The Quirky Names of Arizona Towns
Bumble Bee, Arizona — All that's left in this dusty town once known for its gold-filled creek is an empty school house, a couple of ranches, a diner, a gift shop, and the legend of a swarm of angry bees that supposedly stung early settlers and gave Bumble Bee its name. [Do bumble bees swarm? — Ed.] With a population of just 10, this spot about 60 miles north of Phoenix is one of dozens of Arizona towns with quirky names.

     Check a map and you'll spot towns such as Why, Happy Jack, Inspiration, Tombstone, Snowflake, Arsenic Tubs, Two Guns, Friendly Corner, and Surprise. One of Arizona's historians says, "They're whimsical names. It's almost as if the people didn't expect to be there very long."

     Head south from Bumble Bee to Why, and you will hear the story of John Brown's winter home which used to be called "the Y" because it's near a fork in the road where Highways 85 and 86 meet about 130 miles west of Tucson. Says John Brown, "People ended up settling here, and we finally got enough for a post office. So when they had to name the town, they changed it from "the Y" to Why. And that's why Why is Why."

     Many towns in central Arizona were named when settlers found any one thing in abundance. Wild strawberries, cherry trees, or sunflowers filled open fields in towns now known as Strawberry, Cherry, and Sunflower. Strawberry also was once known as Wah-poo-eta, named for a Tonto Apache war chief known as "Big Rump."

     Many areas were named by local miners, a legacy that has lasted longer than the gold and silver they were looking for. One legend says Inspiration in southern Arizona was named when a man had a dream about the location of a rich ore deposit and then discovered it there. Another town got its name after a group of men argued over ownership of a claim. The winners named the mine Contention.

     Some were named for geological formations, such as Dos Cabezas, Spanish for "two heads," named for two prominent domes atop adjacent mountains.

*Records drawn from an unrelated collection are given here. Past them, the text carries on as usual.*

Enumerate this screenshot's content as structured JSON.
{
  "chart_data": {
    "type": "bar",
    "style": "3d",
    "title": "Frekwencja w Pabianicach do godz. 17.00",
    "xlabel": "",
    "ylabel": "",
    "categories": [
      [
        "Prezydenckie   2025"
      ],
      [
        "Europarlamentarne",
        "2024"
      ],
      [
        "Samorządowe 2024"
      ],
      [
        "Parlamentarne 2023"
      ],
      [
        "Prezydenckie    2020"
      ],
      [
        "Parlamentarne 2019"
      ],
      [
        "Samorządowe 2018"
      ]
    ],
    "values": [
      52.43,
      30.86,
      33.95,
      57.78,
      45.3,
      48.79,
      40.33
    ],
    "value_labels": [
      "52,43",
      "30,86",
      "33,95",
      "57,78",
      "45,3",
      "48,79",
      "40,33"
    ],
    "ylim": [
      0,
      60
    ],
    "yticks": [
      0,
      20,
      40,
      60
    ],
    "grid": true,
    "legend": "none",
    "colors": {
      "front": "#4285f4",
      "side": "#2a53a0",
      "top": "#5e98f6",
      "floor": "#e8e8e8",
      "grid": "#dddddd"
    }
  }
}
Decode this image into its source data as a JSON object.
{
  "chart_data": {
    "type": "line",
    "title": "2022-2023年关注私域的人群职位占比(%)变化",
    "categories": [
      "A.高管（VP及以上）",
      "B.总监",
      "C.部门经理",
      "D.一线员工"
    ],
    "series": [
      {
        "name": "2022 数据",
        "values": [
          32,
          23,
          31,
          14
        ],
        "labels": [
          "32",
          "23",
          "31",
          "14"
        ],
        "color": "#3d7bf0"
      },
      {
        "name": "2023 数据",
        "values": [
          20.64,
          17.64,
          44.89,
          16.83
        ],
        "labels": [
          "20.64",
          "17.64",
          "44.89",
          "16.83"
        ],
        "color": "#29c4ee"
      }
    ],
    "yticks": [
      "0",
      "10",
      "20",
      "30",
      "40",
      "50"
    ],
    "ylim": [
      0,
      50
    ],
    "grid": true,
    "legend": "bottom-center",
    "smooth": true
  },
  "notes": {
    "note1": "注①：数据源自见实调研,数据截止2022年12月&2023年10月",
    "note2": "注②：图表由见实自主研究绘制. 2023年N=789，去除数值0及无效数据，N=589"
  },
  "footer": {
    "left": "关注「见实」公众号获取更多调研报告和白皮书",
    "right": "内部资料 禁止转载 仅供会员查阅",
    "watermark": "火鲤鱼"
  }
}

     And one settler must have been awfully hungry when he spied some buttes 40 miles east of Phoenix and thought they looked like a stack of tortillas. The area has been called Tortilla Flat ever since.

     Tombstone is the southern Arizona frontier town made famous by Wyatt Earp and the infamous gunfight at the OK Corral. Some claim the name actually came from a prospector warned by soldiers that all he would find in the mountains would be his tombstone. The stubborn prospector proceeded anyway, and when he found silver, he named the area Tombstone.

Adapted from Alisa Blackwood's (AP) article in Inland Valley Daily Bulletin, April 15, 2001.